As the code's not working and it's really hard for me to debug it, I can't accept your PR, but, as I was planning to do a revamp (and code cleanup) of the type system anyway, I'll add some heuristics to that, as I fully agree with your case for better heuristics. I plan on doing that pretty soon (this week or so, now that I'm free from exams), so there should not be a need for a fork.

My takeaway from this: I'll document my code and architecture a bit better and I'll add some tests, since this project started to take off quite a bit and PRs start popping up.

Now, let me see if I fully understood your implementation: Tell me if I got something wrong.

CompletionStrategy.TYPE_ASSUMPTION picks a type from namedTypes that looks similar to the type of the current scope/table. I didn't fully understand your heuristic. Why pick the type with the lowest number of fields? I'd rather pick a type that contains almost all the fields the previous type contains (+- some tolerance), not just comparing their cardinality.

CompletionStrategy.ALREADY_USED_ONLY is equivalent to my suggestUsedMembers option.

GHGibonus commented 7 years ago

I did this pull request because I felt a bit too shy to "request" a feature and choose to implement it myself to not be too demanding. I'll take note that I should consider submitting issues first and then eventually work with the maintainer on a pull request in the future.

This was also the first time I used Javascript and that might explain some of the oddities in my code. My workflow consisted mostly of putting some debugger statement left and right to see the content of the Object that were being passed around and modify the code a bit to see if I understood what I was seeing.

To answer your question: I was typing out a five paragraph explanation of my algorithm, but as I wrote it, I figured it was actually pretty flawed.

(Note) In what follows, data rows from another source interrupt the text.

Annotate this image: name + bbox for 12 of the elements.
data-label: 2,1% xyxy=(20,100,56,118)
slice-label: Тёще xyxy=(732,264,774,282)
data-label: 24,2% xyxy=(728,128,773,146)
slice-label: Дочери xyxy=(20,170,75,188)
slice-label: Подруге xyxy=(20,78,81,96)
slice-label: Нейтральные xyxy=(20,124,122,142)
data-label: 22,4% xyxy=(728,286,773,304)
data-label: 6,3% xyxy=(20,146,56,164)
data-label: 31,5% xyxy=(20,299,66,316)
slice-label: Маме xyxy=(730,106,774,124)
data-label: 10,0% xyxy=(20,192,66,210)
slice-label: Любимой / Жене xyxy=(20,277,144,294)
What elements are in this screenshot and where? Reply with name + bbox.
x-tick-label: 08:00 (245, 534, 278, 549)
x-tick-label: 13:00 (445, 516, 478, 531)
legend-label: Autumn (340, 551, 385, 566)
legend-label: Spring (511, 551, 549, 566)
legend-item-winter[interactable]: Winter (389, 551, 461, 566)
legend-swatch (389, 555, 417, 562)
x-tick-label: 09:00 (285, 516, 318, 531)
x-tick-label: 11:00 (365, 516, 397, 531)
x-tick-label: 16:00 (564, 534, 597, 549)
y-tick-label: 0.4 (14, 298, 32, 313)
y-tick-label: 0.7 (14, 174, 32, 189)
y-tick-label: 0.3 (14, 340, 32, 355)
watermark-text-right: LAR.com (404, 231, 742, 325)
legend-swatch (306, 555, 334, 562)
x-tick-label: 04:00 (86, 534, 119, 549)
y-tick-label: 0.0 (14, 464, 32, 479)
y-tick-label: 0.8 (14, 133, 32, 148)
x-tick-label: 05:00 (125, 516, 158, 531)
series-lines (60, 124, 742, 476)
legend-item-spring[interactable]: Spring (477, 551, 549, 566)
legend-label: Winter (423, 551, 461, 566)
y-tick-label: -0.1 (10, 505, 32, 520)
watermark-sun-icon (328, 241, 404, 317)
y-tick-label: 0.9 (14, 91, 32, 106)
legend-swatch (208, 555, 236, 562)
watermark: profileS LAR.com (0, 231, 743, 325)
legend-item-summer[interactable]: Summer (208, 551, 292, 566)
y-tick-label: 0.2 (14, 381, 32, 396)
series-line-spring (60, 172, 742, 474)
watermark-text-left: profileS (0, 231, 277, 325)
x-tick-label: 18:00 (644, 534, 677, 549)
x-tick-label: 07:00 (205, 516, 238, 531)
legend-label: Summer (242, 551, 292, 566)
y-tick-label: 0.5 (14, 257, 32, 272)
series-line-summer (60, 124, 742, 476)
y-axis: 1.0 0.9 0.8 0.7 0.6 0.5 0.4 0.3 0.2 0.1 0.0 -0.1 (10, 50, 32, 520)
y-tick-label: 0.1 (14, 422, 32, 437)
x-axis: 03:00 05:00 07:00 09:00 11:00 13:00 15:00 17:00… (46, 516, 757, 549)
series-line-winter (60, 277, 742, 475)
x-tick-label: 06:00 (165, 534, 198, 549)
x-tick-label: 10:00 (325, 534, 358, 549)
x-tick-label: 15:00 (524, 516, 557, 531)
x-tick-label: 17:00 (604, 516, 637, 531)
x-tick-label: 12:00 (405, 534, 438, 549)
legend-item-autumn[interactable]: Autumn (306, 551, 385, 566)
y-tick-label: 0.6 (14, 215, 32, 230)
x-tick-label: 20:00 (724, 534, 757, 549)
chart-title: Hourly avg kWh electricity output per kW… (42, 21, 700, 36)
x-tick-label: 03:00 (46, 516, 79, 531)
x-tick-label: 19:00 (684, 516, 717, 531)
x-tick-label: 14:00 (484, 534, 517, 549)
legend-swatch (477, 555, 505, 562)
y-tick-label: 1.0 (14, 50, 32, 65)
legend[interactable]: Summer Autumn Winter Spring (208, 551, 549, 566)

My logic behind it was that in the case of an OOP API (which was what I was dealing with), to pickup the type which has the least amount of methods, but does still have all the accessed methods, because it is the most general, and the one you are probably using. But as soon as there is several types with methods named similarly outside of inheritance (which is something positive), or that there is several types with the same amount of fields, my heuristic becomes very flawed.

The best was to handle the type inference is indeed to make a list of all the accessed methods and logically work your way out of that. I was limiting myself for no real reasons to only counting the amount of methods in the previous inferred types...

The ALREADY_USED_ONLY bit of code is indeed your code, as I wanted a way to revert my implementation, as I expected it to be an annoyance when the user defines his own types. And I think it can still be an issue, even with a valid implementation.

Thank you for taking the time to review my code, and especially to respond nicely. I learned a lot from this too.